Sure, but your purchasing power and access to capital will be greatly reduced. That means you'll be buying a lot less foreign goods and countries like China won't have the large trade surpluses as sources of capital to lend to you.
And it takes considerable time to exploit your own natural resources. You have to find them for a start, then develop the mines/wells etc, perhaps develop processing facilities, and even adapt/replace plant equipment and power generation facilities.
If a US public debt apocalypse happens then you will lose a very large proportion of your wealth.
All of those are true. None of them spell the end of the world.
Yep, it wouldn't be the end of the world, but it would be universally shitty economic times for the world.
It beats a false economy built on credit that has no intention of ever being paid back.
It'll be hard to maintain a top class military with devalued currency and reduced sources of revenue.
You know who else maintained a top class military with devalued currency?
North Korea?
North Korea?
Mexico could kick their ass.
I believe he's referring to a Northern European country post-Great Depression.
Ah, Finland.
The government won't repudiate the debt outright.
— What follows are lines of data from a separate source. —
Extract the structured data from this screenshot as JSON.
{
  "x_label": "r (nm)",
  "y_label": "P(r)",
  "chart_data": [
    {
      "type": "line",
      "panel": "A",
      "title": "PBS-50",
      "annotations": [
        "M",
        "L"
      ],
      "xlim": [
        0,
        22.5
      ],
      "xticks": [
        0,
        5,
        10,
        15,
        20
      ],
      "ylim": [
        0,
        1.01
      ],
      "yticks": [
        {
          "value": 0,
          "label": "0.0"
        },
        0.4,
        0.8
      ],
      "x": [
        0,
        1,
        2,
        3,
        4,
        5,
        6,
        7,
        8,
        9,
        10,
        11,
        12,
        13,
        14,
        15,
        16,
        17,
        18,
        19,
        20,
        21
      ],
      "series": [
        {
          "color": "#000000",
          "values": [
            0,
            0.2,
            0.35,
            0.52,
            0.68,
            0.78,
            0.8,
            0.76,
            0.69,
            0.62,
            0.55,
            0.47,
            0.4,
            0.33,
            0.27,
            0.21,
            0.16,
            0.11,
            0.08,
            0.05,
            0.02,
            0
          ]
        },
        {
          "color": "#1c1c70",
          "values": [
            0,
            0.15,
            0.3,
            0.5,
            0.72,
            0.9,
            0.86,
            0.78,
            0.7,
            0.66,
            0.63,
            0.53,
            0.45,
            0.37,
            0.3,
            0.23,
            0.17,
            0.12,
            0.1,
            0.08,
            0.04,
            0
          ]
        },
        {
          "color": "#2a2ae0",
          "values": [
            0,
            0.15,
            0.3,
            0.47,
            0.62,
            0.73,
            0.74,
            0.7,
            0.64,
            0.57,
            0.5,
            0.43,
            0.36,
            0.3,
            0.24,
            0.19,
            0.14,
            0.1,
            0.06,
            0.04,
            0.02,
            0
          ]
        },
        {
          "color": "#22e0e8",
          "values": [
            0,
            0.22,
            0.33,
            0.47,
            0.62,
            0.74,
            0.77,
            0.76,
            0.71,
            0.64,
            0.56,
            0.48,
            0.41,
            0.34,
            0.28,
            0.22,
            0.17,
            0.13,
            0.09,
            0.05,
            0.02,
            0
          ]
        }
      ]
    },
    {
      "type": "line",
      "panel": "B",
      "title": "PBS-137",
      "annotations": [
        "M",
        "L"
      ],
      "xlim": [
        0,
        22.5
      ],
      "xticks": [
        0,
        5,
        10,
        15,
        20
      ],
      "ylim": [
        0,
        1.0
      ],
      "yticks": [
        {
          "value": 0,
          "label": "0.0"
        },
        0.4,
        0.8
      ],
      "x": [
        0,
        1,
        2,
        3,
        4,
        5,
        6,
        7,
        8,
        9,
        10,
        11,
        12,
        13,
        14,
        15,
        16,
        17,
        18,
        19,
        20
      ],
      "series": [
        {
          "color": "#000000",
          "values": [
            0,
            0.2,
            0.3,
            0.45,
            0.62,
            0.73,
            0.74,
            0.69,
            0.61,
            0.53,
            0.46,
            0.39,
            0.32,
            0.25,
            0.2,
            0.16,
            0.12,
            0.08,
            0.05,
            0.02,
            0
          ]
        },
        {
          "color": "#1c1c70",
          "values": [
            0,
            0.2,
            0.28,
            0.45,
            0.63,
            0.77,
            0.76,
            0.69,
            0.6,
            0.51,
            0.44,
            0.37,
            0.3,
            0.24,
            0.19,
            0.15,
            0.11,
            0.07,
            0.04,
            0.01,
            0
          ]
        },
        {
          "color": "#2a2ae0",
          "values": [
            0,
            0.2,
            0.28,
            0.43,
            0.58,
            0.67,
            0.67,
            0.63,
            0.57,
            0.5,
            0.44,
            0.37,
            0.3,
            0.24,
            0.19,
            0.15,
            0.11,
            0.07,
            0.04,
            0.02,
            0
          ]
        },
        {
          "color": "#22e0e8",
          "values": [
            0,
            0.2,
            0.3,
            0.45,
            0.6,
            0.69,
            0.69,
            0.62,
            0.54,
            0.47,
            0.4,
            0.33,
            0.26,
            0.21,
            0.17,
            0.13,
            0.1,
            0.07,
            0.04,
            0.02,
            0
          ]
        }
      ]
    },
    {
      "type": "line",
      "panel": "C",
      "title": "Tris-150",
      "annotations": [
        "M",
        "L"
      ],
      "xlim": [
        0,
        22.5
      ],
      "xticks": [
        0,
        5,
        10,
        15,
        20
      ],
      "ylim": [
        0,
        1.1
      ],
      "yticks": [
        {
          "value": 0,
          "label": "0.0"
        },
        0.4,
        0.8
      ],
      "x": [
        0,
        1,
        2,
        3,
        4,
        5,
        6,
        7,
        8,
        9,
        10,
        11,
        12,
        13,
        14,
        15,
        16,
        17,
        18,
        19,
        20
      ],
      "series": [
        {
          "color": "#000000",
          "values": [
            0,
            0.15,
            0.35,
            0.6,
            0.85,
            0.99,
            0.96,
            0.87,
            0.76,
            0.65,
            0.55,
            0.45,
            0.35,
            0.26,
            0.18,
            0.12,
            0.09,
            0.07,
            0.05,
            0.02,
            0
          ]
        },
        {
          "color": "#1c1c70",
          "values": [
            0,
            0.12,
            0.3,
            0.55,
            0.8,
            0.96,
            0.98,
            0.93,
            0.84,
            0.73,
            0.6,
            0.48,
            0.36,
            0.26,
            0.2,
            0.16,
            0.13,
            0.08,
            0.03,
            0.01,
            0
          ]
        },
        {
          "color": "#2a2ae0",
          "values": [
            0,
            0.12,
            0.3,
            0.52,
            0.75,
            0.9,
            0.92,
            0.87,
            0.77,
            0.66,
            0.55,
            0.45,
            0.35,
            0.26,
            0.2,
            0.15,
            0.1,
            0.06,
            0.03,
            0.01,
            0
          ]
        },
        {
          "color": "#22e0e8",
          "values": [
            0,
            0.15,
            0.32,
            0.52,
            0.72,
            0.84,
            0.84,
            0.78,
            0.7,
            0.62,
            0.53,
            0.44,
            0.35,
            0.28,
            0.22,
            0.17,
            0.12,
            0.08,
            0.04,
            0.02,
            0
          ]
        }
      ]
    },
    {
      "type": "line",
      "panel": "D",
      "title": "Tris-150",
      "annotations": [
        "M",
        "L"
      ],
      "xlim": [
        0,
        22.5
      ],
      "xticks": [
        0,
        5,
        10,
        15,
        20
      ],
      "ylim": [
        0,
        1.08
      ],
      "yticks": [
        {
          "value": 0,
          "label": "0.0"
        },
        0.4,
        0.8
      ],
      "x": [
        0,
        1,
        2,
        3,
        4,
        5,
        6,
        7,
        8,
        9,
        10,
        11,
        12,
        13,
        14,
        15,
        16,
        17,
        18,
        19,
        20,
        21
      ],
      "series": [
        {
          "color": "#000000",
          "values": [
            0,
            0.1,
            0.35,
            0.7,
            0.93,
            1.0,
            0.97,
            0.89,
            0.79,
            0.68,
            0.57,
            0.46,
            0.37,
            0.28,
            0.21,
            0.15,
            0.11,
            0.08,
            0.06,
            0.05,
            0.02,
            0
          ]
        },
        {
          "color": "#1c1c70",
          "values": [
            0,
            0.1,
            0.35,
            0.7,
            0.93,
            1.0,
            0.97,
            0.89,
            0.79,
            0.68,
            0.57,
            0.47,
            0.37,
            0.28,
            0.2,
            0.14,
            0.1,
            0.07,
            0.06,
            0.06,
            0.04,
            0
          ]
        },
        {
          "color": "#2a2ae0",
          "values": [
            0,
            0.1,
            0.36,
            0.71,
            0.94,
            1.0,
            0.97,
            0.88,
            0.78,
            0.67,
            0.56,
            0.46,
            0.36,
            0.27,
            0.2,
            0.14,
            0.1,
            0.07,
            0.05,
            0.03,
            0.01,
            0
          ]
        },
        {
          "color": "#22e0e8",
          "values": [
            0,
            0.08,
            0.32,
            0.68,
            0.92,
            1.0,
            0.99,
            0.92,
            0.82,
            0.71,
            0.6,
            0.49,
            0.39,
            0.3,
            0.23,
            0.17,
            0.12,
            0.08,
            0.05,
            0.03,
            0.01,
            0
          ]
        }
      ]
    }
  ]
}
What it will do is the favorate trick of bananna republics throughout history- print money, debase the curreny and devalue the debt.
Why can't Peter's threads be as fun as Tim's.
What you mean "WE collectively ran up this debt" Kemosabe?
If we cut spending on entitlements to near zero and reduced defense by 1/3, the debt could be paid off. Maybe even in our lifetime. However, that is not politically expedient. All them welfare recipients VOTE, dammit!
Hey it could be worse, he could be "refudiating"!